Pricing & Availability
iMac and eMac desktops are available immediately through the Apple Store(R), at Apple's retail stores and Apple Authorized Resellers.
The 17-inch widescreen flat-panel iMac, for a suggested retail price of US$1,799, includes:
- a 1 GHz PowerPC G4 processor with Velocity Engine;
- a 4x SuperDrive DVD-R/CD-RW optical drive;
- an NVIDIA GeForce4 MX graphics processor with 64MB video memory;
- 256MB of DDR system memory;
- internal support for AirPort Extreme wireless networking and Bluetooth;
- an 80GB Ultra ATA hard drive; and
- Apple Pro Speakers.
The 15-inch flat panel iMac, for a suggested retail price of US$1,299, includes:
- an 800 MHz PowerPC G4 processor with Velocity Engine;
- a 32x Combo DVD-ROM/CD-RW optical drive;
- an NVIDIA GeForce2 MX graphics processor with 32MB video memory;
- 256MB of system memory;
- internal support for AirPort wireless networking;
- a 60GB Ultra ATA hard drive; and
- Apple Pro Speakers.
Build-to-order options and accessories include additional memory, AirPort or AirPort Extreme Card, AirPort Extreme Base Station, Bluetooth and the AppleCare(R) Protection Plan.
You can find more information on the iMac at Apple's Web site.
The Mac Observer Spin:We are frankly surprised by a number of aspects of today's announcement. First and foremost is the simplified product line. Offering only two models for the iMac offers several compelling advantages to Apple as a manufacturer, as well as to retailers (including its own Apple Stores), in terms of inventory-related issues. That helps everyone keep costs down, and makes for easier choices for consumers.
The second really big surprise is the notion of having one iMac with AirPort, and the other with AirPort Extreme. Perhaps the company thinks that AirPort Extreme will compel more people to buy the more expensive model, but we think that the other features alone will do that (bigger screen, faster processor, bigger drive, and better video). The idea of splitting its own market doesn't seem to make a lot of sense in that it means Apple can't standardize its own inventory on AirPort Extreme, and introduces consumer confusion for no apparent benefit. That said, it is possible that limiting the low-end iMac to AirPort was necessary in order to maintain margins at the price point of US$1299. Without being privy to Apple's reasoning, this seems to us to be a bizarre, and rather silly choice for Apple to have made.
We are also surprised that neither iMac includes FireWire 800 options. Apple is clearly not intent on seeing wide-scale adoption of the faster technology, having kept it off the iMac, as well as the entry-level 12" PowerBook. It's an interesting strategy.
Now, on to the good: the price drop on the high-end iMac is a very good thing.

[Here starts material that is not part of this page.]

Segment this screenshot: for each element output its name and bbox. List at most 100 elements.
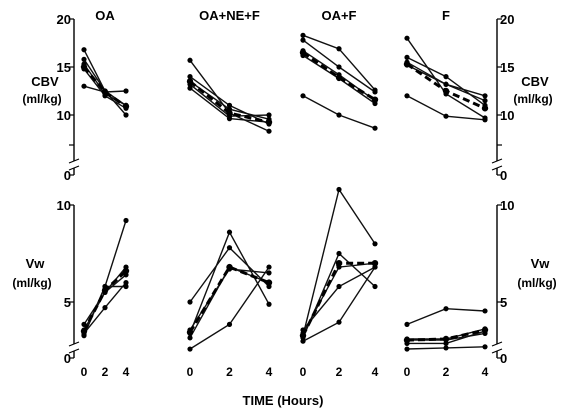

With the faster processors, the addition of Bluetooth (as an option), and AirPort Extreme, the 17" iMac has become a much more compelling choice. The price drop was not as significant as the reductions on the PowerMac line announced last week, but is still good. There was less room to work with on the iMac line, as margins on the unit are smaller than on the PowerMac line.
The entry-level iMac being bumped by US$100, which Apple is trying to position as "yesterday's 800 MHz iMac is now US$200 less expensive", is less good. It's balanced, however, by the fact that the entry-level unit not has a minimum of 256 MB of RAM, necessary for Mac OS X, a combo-drive, as well as the addition of Apple Pro Speakers. The previous entry-level iMac had 128 MB of RAM, a CD burner, and no speakers. The new version is definitely more compelling as an entry-level machine.
All in all, we think the new iMac line, the "Spring Line" if you will, is pretty solid, other than the AirPort/AirPort Extreme silliness.